Simón estaba horrorizado.

—¡No puedes ir a los salones de la oscuridad!

—Sí puedo. Pensaba ir de todos modos antes de que esto empezara.

Simón parecía muy preocupado.

—Septimus, ten cuidado. Por eso te escribí, aparte de escribirte para pedirte perdón por, hummm… haber intentado matarte. Lo siento, de veras, lo siento. Sabes que lo siento, ¿verdad?

—Sí, creo que sí —dijo Septimus—, Gracias.

—Bueno, lo último que le desearía a mi hermano pequeño es que se viera mezclado en algo oscuro. La oscuridad te atrae. Te cambia. Es algo terrible. Y los salones de la oscuridad son el lugar más oscuro de todos.

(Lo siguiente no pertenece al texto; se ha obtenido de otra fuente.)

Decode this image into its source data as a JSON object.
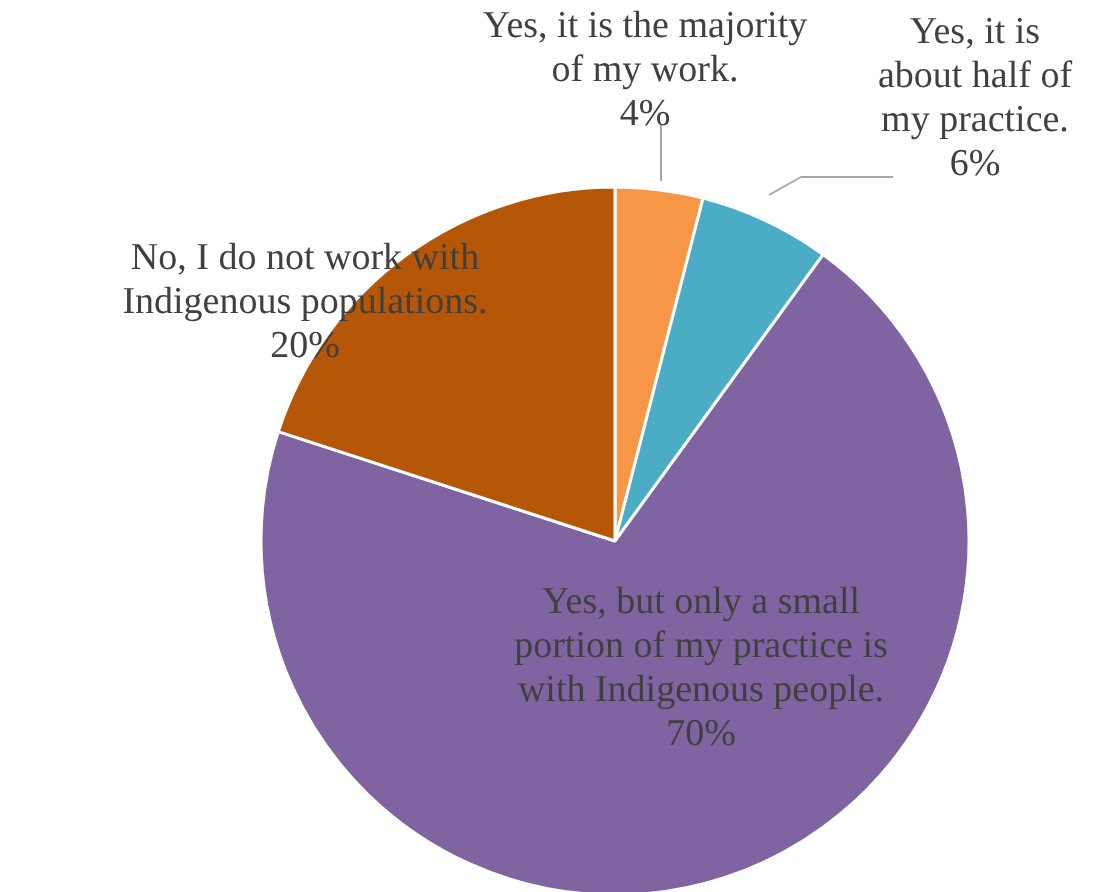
{
  "chart_data": {
    "type": "pie",
    "categories": [
      "Yes, it is the majority of my work.",
      "Yes, it is about half of my practice.",
      "Yes, but only a small portion of my practice is with Indigenous people.",
      "No, I do not work with Indigenous populations."
    ],
    "values": [
      4,
      6,
      70,
      20
    ],
    "colors": [
      "#f79646",
      "#4bacc6",
      "#8064a2",
      "#b65708"
    ],
    "value_labels": [
      "4%",
      "6%",
      "70%",
      "20%"
    ]
  }
}
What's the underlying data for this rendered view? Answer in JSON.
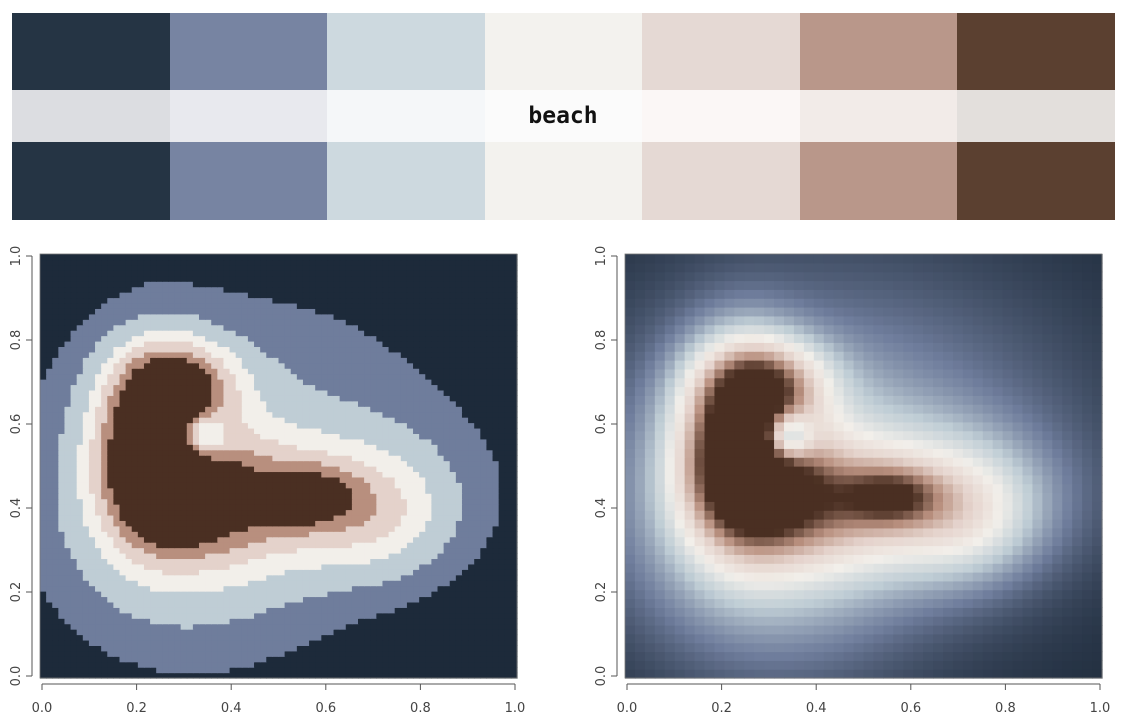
{
  "palette": {
    "name": "beach",
    "colors": [
      "#253444",
      "#7784a2",
      "#cdd9df",
      "#f3f2ee",
      "#e5d9d4",
      "#b9978a",
      "#5b4030"
    ],
    "middle_band_colors": [
      "#dcdde1",
      "#e8e9ee",
      "#f5f7f9",
      "#fbfbfb",
      "#fbf7f6",
      "#f2ebe8",
      "#e3dfdc"
    ]
  },
  "chart_data": [
    {
      "type": "heatmap",
      "style": "discrete",
      "title": "",
      "xlabel": "",
      "ylabel": "",
      "xlim": [
        0,
        1
      ],
      "ylim": [
        0,
        1
      ],
      "x_ticks": [
        "0.0",
        "0.2",
        "0.4",
        "0.6",
        "0.8",
        "1.0"
      ],
      "y_ticks": [
        "0.0",
        "0.2",
        "0.4",
        "0.6",
        "0.8",
        "1.0"
      ],
      "levels": 7,
      "colors": [
        "#1d2a3a",
        "#6f7d9c",
        "#bfcdd5",
        "#f2efea",
        "#e4d2cb",
        "#b88f7e",
        "#4a2f22"
      ]
    },
    {
      "type": "heatmap",
      "style": "continuous",
      "title": "",
      "xlabel": "",
      "ylabel": "",
      "xlim": [
        0,
        1
      ],
      "ylim": [
        0,
        1
      ],
      "x_ticks": [
        "0.0",
        "0.2",
        "0.4",
        "0.6",
        "0.8",
        "1.0"
      ],
      "y_ticks": [
        "0.0",
        "0.2",
        "0.4",
        "0.6",
        "0.8",
        "1.0"
      ],
      "colors": [
        "#1d2a3a",
        "#6f7d9c",
        "#bfcdd5",
        "#f2efea",
        "#e4d2cb",
        "#b88f7e",
        "#4a2f22"
      ]
    }
  ]
}
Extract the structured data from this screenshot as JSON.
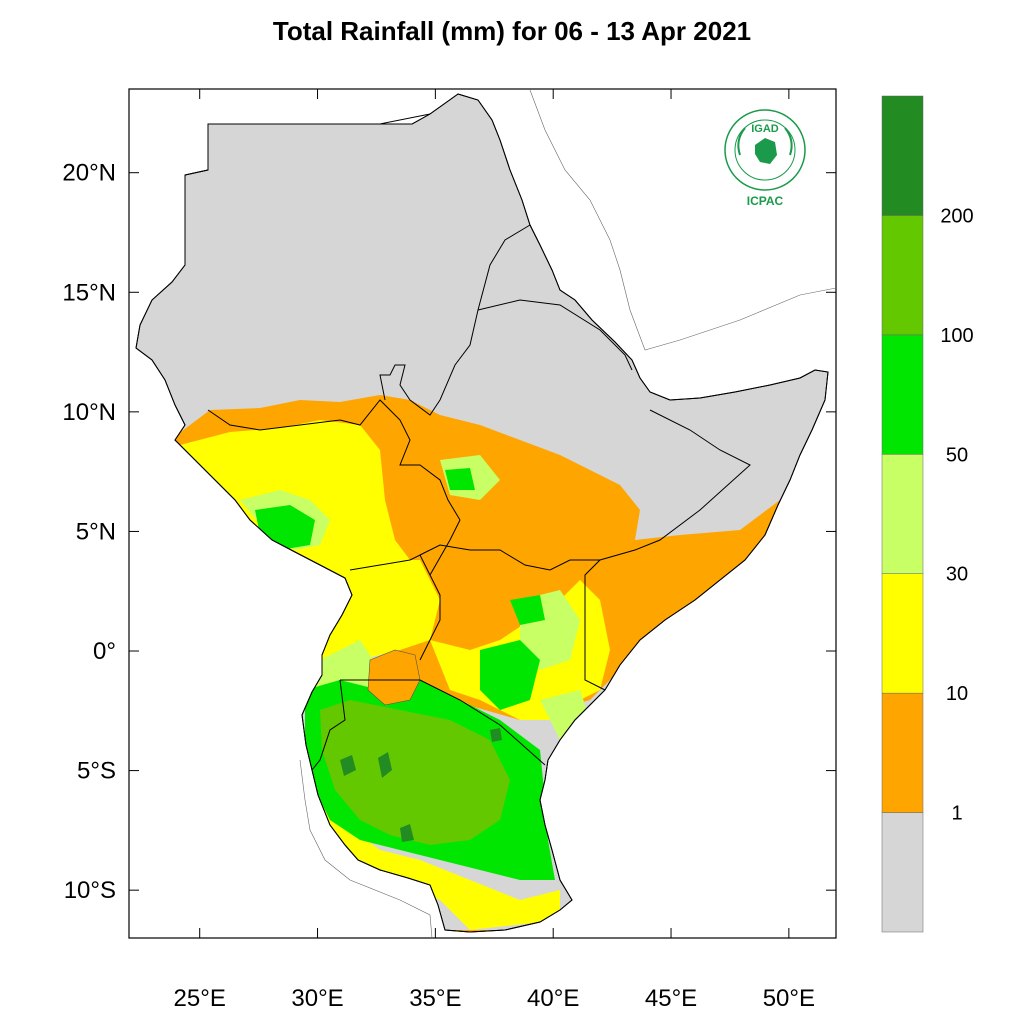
{
  "title": "Total Rainfall (mm) for 06 - 13 Apr 2021",
  "map": {
    "lon_range": [
      22,
      52
    ],
    "lat_range": [
      -12,
      23.5
    ],
    "x_ticks": [
      {
        "value": 25,
        "label": "25°E"
      },
      {
        "value": 30,
        "label": "30°E"
      },
      {
        "value": 35,
        "label": "35°E"
      },
      {
        "value": 40,
        "label": "40°E"
      },
      {
        "value": 45,
        "label": "45°E"
      },
      {
        "value": 50,
        "label": "50°E"
      }
    ],
    "y_ticks": [
      {
        "value": 20,
        "label": "20°N"
      },
      {
        "value": 15,
        "label": "15°N"
      },
      {
        "value": 10,
        "label": "10°N"
      },
      {
        "value": 5,
        "label": "5°N"
      },
      {
        "value": 0,
        "label": "0°"
      },
      {
        "value": -5,
        "label": "5°S"
      },
      {
        "value": -10,
        "label": "10°S"
      }
    ],
    "colors": {
      "lt1": "#d6d6d6",
      "c1_10": "#ffa500",
      "c10_30": "#ffff00",
      "c30_50": "#c8ff64",
      "c50_100": "#00e600",
      "c100_200": "#64c800",
      "c200_plus": "#228b22"
    }
  },
  "legend": {
    "labels": [
      "1",
      "10",
      "30",
      "50",
      "100",
      "200"
    ],
    "colors": [
      "#d6d6d6",
      "#ffa500",
      "#ffff00",
      "#c8ff64",
      "#00e600",
      "#64c800",
      "#228b22"
    ]
  },
  "logo": {
    "top_text": "IGAD",
    "bottom_text": "ICPAC",
    "color": "#1a9a4a"
  }
}
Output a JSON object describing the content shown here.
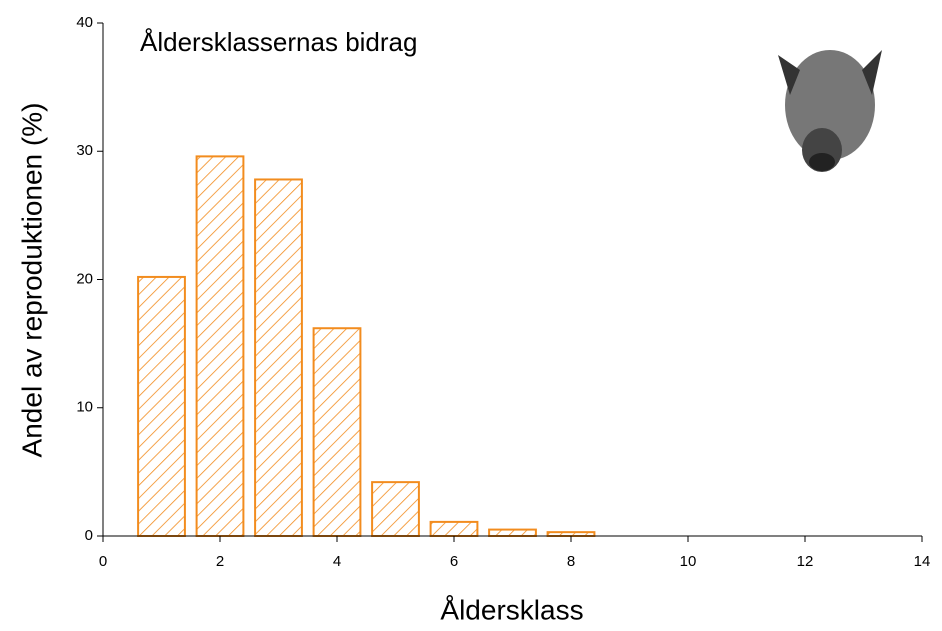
{
  "chart_data": {
    "type": "bar",
    "title": "Åldersklassernas bidrag",
    "x_label": "Åldersklass",
    "y_label": "Andel av reproduktionen (%)",
    "x": [
      1,
      2,
      3,
      4,
      5,
      6,
      7,
      8
    ],
    "values": [
      20.2,
      29.6,
      27.8,
      16.2,
      4.2,
      1.1,
      0.5,
      0.3
    ],
    "color": "#f28c1e",
    "xlim": [
      0,
      14
    ],
    "xticks": [
      0,
      2,
      4,
      6,
      8,
      10,
      12,
      14
    ],
    "ylim": [
      0,
      40
    ],
    "yticks": [
      0,
      10,
      20,
      30,
      40
    ]
  }
}
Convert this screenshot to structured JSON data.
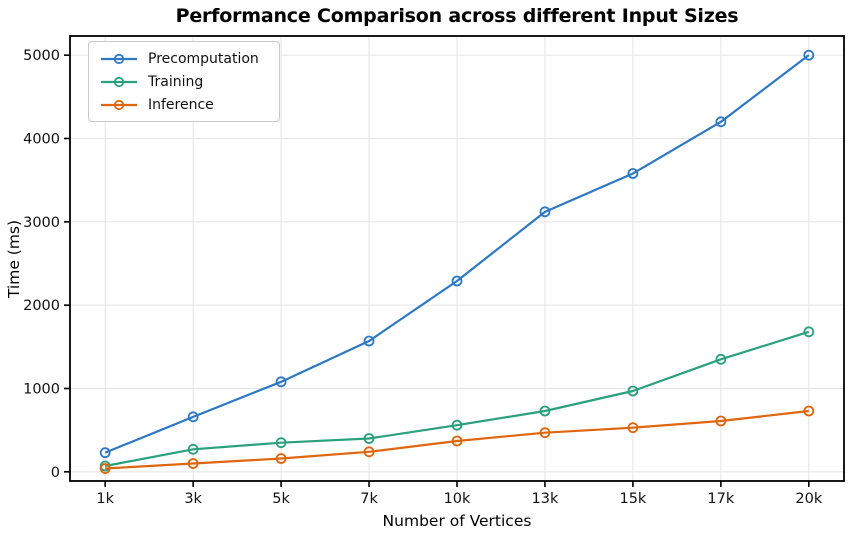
{
  "chart_data": {
    "type": "line",
    "title": "Performance Comparison across different Input Sizes",
    "xlabel": "Number of Vertices",
    "ylabel": "Time (ms)",
    "categories": [
      "1k",
      "3k",
      "5k",
      "7k",
      "10k",
      "13k",
      "15k",
      "17k",
      "20k"
    ],
    "series": [
      {
        "name": "Precomputation",
        "color": "#2d78c5",
        "values": [
          230,
          660,
          1080,
          1570,
          2290,
          3120,
          3580,
          4200,
          5000
        ]
      },
      {
        "name": "Training",
        "color": "#2aa17c",
        "values": [
          70,
          270,
          350,
          400,
          560,
          730,
          970,
          1350,
          1680
        ]
      },
      {
        "name": "Inference",
        "color": "#e1650d",
        "values": [
          40,
          100,
          160,
          240,
          370,
          470,
          530,
          610,
          730
        ]
      }
    ],
    "yticks": [
      0,
      1000,
      2000,
      3000,
      4000,
      5000
    ],
    "ylim": [
      -110,
      5230
    ],
    "grid": true,
    "legend_position": "upper-left",
    "marker": "open-circle"
  }
}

—Simón, yo no quiero ir, pero ahí es donde está Alther —le explicó Septimus—. Y si existe alguna posibilidad, por remota que sea, de que pueda ayudarnos, quiero correr el riesgo. Además, le prometí a Alice que lo traería de vuelta. Y una promesa es una promesa.

Simón jugó su última baza.

—Pero ¿qué dirá mamá?

—¿Qué dirá de qué? —dijo Sarah, que tenía un oído de liebre cuando sus hijos hablaban de ella, desde el otro extremo de la habitación.

—Nada, mamá —respondieron a coro Simón y Septimus.

En las sombras de la estantería, Marcellus sacó su versión de bolsillo del almanaque de su libro Yo, Marcellus, y buscó el capítulo titulado «Cálculos de Portal: Coordenadas y Puntos Cardinales».

Cayó la noche. Septimus volvió a llamar a Escupefuego, aunque ya no esperaba que su dragón respondiese. El silencio vacío que siguió a su llamada preocupó en extremo a Septimus, pero intentó no demostrarlo.

Sarah preparó otro estofado, con la ayuda de Lucy, que quería aprender a cocinar un estofado que fuera realmente comestible. Después de cenar, Septimus, Simón y Marcellus regresaron a la estantería y, con las nuevas fuerzas que les había dado el estofado de Sarah, acabaron la primera parte de los cálculos, que demostraron que el portal de entrada a los salones de la oscuridad más cercano se encontraba a eso de un kilómetro y medio de allí. A nadie sorprendió demasiado el resultado.

La noche avanzaba y el viento del noroeste empezó a soplar. Sacudía el cristal de la ventana y colaba heladas ráfagas en la habitación. Los ocupantes se envolvieron en mantas y se acomodaron para pasar la noche. Pronto la estancia que se encontraba detrás de la Gran Puerta Roja se quedó en silencio.

Poco después de la media noche, una Cosa llegó al otro lado de la Gran Puerta Roja. Se la quedó mirando con interés. Colocó sus andrajosas manos en la brillante madera roja e hizo una mueca cuando tocó la magia camuflada que recubría la superficie. Sin que Marcellus lo notara, porque se había dormido, aunque en realidad tenía que estar haciendo guardia, la puerta se estremeció un poco y sus goznes se tensaron.

La cosa se escabulló por el pasaje, murmurando de manera oscura para sus adentros.